ME: I don’t think so. I think it’s good that I started at the university. I had the link with most of the oil companies and support from the university itself, which allowed a good transition. I still have an association with the university.

It was a big learning experience for me. I didn’t have an MBA, but I almost did an MBA the hard way, learning on the job and learning from the actual experience.

CC: Canada seems to have ongoing difficulties in recruiting young woman to enter IT and other technical fields. What was your experience entering your area of study?

ME: When I came to Canada I was the only female in the engineering program who started to do her Master’s here. I wasn’t planning to do my graduate studies, actually. I was fresh out of university and I was tired. I thought maybe I’d like to work for a change. When I went to the Lavlin office, actually, I knocked on the door and said I was a female engineer looking for work. They all looked at me strange. They said, “”We’ve never heard about females here before. If you want to start here, you can start as a draftsperson and maybe move on.”” I said drafting was the thing I liked least, and if I started at drafting everyone would consider me as a draftsperson, and to move on in the company would be difficult. This same company offered me a job right away as soon as I graduated. It was very funny, but of course it was a different group then — it was R&D — but I was the first female hired in the company for eight years, all by myself with no other women.

CC: Do you see things improving in the industry?

ME: Yes. Even up to 1988, when the international organization Women In Science and Engineering (WISE) encouraged me to start a chapter in Newfoundland, we didn’t have so many females. We had about maybe 15 females show up to our first meeting, scientists and engineers.

You wouldn’t believe now the impact of the activities of WISE Newfoundland have had on the acceptance of women in engineering. We trained females from high-school — from Grade 11. We brought them in a work term, about 50-60 females to the university and (showed them) around different departments to at least look at the different science areas there. Now over 20 per cent of engineering students are female at Memorial University. Some of them are really successful too, at the top of their class and winning awards. They were already successful in high school in science and math and physics, but they would never consider this as one of their options.

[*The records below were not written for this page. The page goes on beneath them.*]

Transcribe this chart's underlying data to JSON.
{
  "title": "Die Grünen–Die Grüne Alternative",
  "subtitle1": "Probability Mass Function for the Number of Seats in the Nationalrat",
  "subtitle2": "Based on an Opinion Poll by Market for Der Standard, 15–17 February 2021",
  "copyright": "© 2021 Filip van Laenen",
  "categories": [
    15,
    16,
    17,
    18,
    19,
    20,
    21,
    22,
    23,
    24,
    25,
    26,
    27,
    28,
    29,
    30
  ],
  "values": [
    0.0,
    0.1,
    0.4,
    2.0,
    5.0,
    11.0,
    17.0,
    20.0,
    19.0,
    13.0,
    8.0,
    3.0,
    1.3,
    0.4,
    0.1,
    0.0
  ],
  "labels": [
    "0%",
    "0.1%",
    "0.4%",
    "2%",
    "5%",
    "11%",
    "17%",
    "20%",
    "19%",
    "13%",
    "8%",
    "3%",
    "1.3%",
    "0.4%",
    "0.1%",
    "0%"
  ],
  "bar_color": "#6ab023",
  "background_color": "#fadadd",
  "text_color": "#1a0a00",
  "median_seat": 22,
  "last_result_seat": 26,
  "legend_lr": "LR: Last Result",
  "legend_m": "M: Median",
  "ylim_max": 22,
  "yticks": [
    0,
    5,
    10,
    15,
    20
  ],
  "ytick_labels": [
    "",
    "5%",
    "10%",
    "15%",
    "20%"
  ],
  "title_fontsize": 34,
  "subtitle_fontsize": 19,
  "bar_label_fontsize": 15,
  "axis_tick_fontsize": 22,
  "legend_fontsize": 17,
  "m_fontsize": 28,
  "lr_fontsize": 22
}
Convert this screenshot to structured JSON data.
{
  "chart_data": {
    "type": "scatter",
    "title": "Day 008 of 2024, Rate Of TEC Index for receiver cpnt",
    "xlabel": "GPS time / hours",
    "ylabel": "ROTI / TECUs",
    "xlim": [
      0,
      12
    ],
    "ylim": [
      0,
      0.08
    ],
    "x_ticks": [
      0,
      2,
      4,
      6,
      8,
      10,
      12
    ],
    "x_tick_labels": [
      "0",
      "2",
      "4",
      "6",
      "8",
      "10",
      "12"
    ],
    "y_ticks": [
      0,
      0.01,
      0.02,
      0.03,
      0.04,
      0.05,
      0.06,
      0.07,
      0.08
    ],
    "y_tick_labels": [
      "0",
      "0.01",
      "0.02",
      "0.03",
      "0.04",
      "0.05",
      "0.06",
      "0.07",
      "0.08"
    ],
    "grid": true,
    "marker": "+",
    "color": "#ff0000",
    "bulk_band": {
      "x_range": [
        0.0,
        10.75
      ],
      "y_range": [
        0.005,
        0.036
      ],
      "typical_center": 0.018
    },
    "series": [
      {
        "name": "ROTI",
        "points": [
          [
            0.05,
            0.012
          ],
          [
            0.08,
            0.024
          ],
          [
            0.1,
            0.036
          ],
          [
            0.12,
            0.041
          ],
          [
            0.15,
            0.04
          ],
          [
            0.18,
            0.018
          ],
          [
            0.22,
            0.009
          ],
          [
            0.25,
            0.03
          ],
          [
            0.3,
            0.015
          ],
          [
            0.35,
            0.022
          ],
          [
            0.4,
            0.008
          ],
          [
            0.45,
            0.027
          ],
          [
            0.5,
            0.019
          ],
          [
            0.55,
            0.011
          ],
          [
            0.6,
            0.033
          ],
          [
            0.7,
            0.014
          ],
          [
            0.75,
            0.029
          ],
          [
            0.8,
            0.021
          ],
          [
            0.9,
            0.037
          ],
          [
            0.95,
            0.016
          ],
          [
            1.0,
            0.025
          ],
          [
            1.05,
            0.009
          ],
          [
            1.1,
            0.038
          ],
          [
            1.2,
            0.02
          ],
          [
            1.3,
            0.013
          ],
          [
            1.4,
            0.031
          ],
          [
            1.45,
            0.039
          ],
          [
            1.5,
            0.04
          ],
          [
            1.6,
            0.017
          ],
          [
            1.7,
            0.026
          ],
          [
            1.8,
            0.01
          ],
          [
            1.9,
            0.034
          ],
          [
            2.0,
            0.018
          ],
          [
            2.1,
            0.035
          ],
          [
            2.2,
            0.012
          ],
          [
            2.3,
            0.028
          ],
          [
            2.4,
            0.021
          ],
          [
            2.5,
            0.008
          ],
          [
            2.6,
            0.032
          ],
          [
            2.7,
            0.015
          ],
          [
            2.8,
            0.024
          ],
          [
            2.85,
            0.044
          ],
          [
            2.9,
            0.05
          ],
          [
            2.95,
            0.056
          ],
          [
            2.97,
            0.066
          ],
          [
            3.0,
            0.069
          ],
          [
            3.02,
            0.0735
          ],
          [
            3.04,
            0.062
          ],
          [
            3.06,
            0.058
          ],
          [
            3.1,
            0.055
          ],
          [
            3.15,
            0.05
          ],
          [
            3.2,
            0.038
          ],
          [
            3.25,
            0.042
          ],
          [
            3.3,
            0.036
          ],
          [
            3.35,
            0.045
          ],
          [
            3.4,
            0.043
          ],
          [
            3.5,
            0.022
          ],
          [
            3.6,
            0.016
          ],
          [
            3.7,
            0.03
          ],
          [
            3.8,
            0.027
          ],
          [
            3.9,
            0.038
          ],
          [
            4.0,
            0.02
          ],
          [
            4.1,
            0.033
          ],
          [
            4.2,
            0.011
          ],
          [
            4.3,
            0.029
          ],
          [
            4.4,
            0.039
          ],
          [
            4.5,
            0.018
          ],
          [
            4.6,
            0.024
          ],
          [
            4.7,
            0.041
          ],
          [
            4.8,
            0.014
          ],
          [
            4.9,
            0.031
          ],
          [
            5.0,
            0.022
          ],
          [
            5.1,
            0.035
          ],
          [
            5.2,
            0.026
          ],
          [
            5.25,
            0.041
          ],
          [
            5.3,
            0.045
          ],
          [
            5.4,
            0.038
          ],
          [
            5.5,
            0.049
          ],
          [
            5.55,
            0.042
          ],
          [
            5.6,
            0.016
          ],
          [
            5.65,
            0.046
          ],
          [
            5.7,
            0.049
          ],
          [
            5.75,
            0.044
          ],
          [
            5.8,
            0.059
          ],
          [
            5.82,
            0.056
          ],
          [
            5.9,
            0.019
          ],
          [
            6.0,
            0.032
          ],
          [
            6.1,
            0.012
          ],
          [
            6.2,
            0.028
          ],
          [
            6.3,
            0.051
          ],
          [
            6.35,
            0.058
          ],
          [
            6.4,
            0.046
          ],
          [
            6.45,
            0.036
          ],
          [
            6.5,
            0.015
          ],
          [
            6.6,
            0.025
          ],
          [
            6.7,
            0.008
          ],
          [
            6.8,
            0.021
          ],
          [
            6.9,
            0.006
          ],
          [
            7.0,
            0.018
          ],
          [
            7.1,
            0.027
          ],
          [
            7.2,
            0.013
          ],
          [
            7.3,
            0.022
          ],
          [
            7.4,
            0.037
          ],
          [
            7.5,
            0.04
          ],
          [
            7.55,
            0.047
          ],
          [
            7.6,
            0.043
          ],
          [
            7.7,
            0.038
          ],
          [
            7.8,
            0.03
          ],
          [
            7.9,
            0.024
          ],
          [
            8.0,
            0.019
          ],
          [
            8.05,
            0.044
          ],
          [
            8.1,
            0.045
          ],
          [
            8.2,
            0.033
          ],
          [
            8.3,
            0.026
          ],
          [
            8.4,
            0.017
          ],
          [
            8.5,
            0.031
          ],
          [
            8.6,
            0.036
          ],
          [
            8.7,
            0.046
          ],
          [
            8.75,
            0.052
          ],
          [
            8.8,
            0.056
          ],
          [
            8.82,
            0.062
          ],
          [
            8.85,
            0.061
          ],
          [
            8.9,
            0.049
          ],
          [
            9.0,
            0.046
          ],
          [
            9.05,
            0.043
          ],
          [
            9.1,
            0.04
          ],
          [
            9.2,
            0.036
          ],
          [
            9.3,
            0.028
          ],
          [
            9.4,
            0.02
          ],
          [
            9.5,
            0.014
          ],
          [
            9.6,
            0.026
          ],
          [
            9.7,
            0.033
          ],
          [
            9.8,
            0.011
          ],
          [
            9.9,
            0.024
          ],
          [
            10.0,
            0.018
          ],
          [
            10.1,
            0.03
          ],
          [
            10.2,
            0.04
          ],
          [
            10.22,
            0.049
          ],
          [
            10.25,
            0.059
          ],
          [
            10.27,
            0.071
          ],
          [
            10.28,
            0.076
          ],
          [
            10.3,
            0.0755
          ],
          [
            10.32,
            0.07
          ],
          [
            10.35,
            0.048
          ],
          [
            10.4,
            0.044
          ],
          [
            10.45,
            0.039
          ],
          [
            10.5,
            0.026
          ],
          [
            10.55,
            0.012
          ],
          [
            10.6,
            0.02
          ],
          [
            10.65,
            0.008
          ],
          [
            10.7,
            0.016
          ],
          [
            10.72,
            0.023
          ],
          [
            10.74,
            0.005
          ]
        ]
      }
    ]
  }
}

CC: If one of the young women studying in those programs today had an idea for a business of their own, what kind of advice would you offer them?

ME: They need some experience first. I advise not to start right away. I mean, some maybe are capable and start something before getting any experience in any company. I think if they have the talent, it’s better to work in a company first — see the environment, how things are operating. Get involved in the company on the management activities. Get to know about other things, not just the area you are working on.

CC: Knowing what you know now, would you recommend they go for their MBA as well?

ME: I think it is useful, but sometimes if you’re busy maybe you can do special courses, and select the practical ones related to the business. You don’t have to have the full MBA, but of course if you have the chance to do it, I think it would be good.

We didn’t have this kind of exposure when we were young in high school, or even in university, to understand business and how to run a business. But now most of the education is being changed. The curriculum is being improved and I think the new generation will be able to start their business ahead of the time it took our generation.

CC: What are you doing to grow Coretec this year?

ME: Right now we are forming a full board of directors. We’ve had an advisory board over the last couple of years, but now it’s a full board, and we’re looking for financing to get our technology distributed all over the world. We’re doing a lot of alliances, we’re planning to license the software to some larger manufacturers to make sure the technology is getting to the market quickly. Hopefully we’ll be worth millions and millions of dollars in the next few years (laughs). We hope — according to the marketing plan — to reach at least $100 million over the next three years from sales of our navigation aid system.